Each page has multiple </table>
tags with ids ranging from 19 to 29. the number of tables on each page is random
Here is an example:
page 1 HTML
<table id='table20'>...</table>
<table id='table25'>...</table>
page 2 HTML
<table id='table19'>...</table>
<table id='table21'>...</table>
<table id='table29'>...</table>
page 3 HTML
<table id='table19'>...</table>
<table id='table20'>...</table>
<table id='table21'>...</table>
....
page n HTML
<table id='table19'>...</table>
I am trying to isolate these tables from the html pages, in order to scrape them. So far, I am able to loop through each page, but the regex that I wrote in order to extract the tables from each page don't seem to work. Please help me.
Here is my code:
tables = soup.find_all('table', id = re.compile('^table\d(19|2[0-9])'))
Upvotes: 0
Views: 1385
Reputation: 84465
If that id start string is unique to the tables of interest could you not use attribute = value css selector and starts with operator?
for table in soup.select('table[id^=table]'):
#do something with table
Upvotes: 0
Reputation: 195448
You can use regex expression 'table[12]\d'
(regex101):
data = '''<table id='table19'><tr></tr></table>
<table id='table20'><tr></tr></table>
<table id='table21'><tr></tr></table>
<table id='table40'><tr></tr></table>'''
from bs4 import BeautifulSoup
import re
soup = BeautifulSoup(data, 'html.parser')

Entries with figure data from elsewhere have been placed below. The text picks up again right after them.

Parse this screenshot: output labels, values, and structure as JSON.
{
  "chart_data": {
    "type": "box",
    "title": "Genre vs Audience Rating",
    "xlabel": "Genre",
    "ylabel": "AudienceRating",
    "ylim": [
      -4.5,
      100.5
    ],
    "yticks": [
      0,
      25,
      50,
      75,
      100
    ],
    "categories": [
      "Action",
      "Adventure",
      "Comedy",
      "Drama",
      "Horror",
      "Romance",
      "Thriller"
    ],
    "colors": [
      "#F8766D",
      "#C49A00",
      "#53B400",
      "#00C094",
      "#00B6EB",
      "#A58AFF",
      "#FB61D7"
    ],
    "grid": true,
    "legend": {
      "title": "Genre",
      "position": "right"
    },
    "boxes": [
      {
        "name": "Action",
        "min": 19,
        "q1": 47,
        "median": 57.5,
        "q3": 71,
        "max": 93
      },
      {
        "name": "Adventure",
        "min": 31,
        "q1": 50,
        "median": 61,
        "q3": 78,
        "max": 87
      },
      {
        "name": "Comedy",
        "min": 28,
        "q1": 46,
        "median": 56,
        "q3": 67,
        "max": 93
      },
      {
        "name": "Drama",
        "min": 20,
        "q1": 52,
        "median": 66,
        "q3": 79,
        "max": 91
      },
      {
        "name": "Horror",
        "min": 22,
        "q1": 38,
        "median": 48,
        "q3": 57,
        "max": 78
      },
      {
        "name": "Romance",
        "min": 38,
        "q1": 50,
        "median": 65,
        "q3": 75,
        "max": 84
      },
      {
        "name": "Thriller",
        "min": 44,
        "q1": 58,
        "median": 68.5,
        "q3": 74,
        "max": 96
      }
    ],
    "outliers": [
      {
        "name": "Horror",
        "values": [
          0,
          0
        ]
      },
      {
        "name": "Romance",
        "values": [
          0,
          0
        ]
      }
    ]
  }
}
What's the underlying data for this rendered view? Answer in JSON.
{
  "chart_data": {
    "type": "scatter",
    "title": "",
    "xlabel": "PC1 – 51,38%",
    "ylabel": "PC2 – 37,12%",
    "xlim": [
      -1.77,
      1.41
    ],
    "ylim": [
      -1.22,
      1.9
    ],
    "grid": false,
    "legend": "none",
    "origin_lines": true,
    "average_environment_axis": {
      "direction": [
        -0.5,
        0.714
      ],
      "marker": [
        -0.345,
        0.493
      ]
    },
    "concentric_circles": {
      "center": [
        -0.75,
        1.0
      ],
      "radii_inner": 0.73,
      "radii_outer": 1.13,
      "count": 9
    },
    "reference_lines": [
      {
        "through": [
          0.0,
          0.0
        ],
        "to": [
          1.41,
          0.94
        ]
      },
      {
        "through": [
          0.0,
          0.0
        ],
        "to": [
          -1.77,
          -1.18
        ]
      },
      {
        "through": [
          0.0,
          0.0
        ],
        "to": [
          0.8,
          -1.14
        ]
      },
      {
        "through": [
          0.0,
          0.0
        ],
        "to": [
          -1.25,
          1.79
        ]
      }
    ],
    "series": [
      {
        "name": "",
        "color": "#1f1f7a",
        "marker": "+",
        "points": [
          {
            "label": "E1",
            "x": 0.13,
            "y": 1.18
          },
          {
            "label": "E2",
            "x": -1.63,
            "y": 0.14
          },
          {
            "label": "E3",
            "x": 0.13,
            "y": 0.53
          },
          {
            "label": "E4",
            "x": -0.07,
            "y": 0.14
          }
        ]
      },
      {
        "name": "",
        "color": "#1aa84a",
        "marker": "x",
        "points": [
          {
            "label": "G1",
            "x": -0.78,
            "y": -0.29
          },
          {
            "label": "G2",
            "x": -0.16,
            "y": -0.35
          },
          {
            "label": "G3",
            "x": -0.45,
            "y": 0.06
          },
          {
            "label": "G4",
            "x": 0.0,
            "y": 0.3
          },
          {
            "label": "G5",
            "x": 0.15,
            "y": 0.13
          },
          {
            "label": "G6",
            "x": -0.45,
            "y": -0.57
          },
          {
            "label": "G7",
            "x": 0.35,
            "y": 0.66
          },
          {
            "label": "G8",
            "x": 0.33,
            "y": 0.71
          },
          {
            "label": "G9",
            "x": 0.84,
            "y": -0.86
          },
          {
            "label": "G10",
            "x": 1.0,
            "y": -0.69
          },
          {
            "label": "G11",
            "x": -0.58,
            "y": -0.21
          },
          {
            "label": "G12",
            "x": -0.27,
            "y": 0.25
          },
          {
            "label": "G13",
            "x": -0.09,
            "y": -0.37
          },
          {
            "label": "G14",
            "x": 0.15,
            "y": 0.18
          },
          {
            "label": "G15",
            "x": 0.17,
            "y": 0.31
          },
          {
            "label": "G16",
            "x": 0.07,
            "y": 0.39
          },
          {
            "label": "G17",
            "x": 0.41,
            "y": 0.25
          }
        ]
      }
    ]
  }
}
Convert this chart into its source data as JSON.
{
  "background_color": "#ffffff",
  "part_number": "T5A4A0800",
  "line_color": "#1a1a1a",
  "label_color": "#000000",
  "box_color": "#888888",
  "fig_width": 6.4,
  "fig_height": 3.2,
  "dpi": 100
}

for table in soup.find_all('table', {'id':re.compile(r'table[12]\d')}):
print(table)
Prints:
<table id="table19"><tr></tr></table>
<table id="table20"><tr></tr></table>
<table id="table21"><tr></tr></table>
EDIT: For table 19 or 20-29 use non-capturing group (regex101):
for table in soup.find_all('table', {'id':re.compile(r'table(?:19|2\d)')}):
print(table)
Upvotes: 2